ChatGPT provides acceptable responses to patient questions regarding common shoulder pathology

Umar Ghilzai; Benjamin Fiedler; Abdullah Ghali; Aaron Singh; Benjamin Cass; Allan Young; Adil Shahzad Ahmed

doi:10.1177/17585732241283971

ChatGPT provides acceptable responses to patient questions regarding common shoulder pathology

Shoulder Elbow. 2024 Sep 25:17585732241283971. doi: 10.1177/17585732241283971. Online ahead of print.

Authors

Umar Ghilzai¹, Benjamin Fiedler¹, Abdullah Ghali¹, Aaron Singh², Benjamin Cass³, Allan Young³, Adil Shahzad Ahmed¹

Affiliations

¹ Baylor College of Medicine, Department of Orthopedic Surgery, Houston, TX, USA.
² UT Health San Antonio, Department of Orthopaedics, San Antonio, TX, USA.
³ Sydney Shoulder Research Institute, Sydney Shoulder Specialists, Greenwich, New South Wales, Australia.

Abstract

Background: ChatGPT is rapidly becoming a source of medical knowledge for patients. This study aims to assess the completeness and accuracy of ChatGPT's answers to the most frequently asked patients' questions about shoulder pathology.

Methods: ChatGPT (version 3.5) was queried to produce the five most common shoulder pathologies: biceps tendonitis, rotator cuff tears, shoulder arthritis, shoulder dislocation and adhesive capsulitis. Subsequently, it generated the five most common patient questions regarding these pathologies and was queried to respond. Responses were evaluated by three shoulder and elbow fellowship-trained orthopedic surgeons with a mean of 9 years of independent practice, on Likert scales for accuracy (1-6) and completeness (rated 1-3).

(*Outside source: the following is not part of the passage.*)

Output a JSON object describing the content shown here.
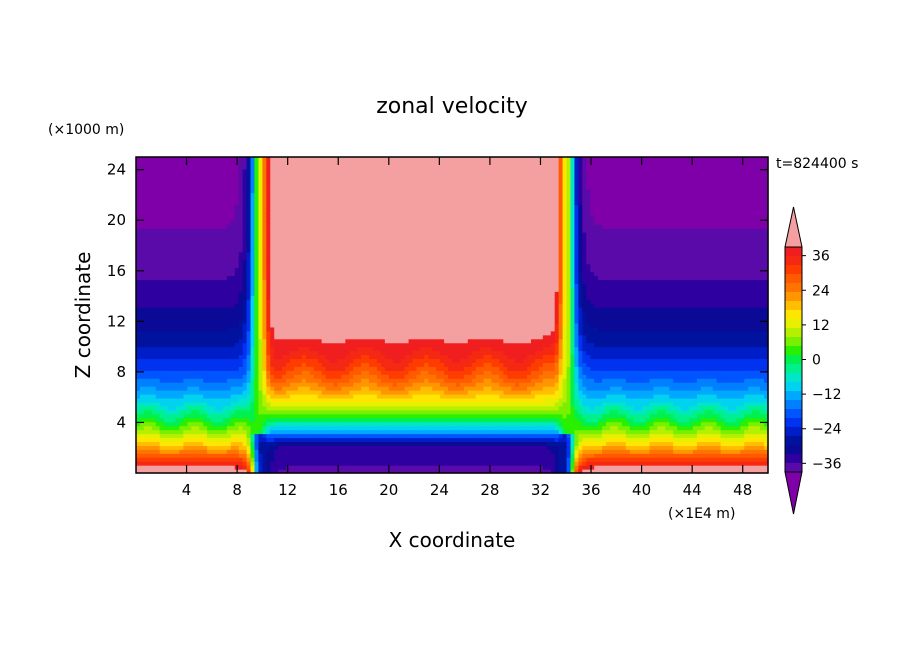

Results: For all questions, responses were deemed acceptable, rated at least "nearly all correct," indicated by a score of 5 or greater for accuracy, and "adequately complete," indicated by a minimum of 2 for completeness. The mean scores for accuracy and completeness, respectively, were 5.5 and 2.6 for rotator cuff tears, 5.8 and 2.7 for shoulder arthritis, 5.5 and 2.3 for shoulder dislocations, 5.1 and 2.4 for adhesive capsulitis, 5.8 and 2.9 for biceps tendonitis.

Conclusion: ChatGPT provides both accurate and complete responses to the most common patients' questions about shoulder pathology. These findings suggest that Large Language Models might play a role as a patient resource; however, patients should always verify online information with their physician.

Level of evidence: Level V Expert Opinion.

Keywords: Artificial intelligence; ChatGPT; large language model; machine learning; shoulder.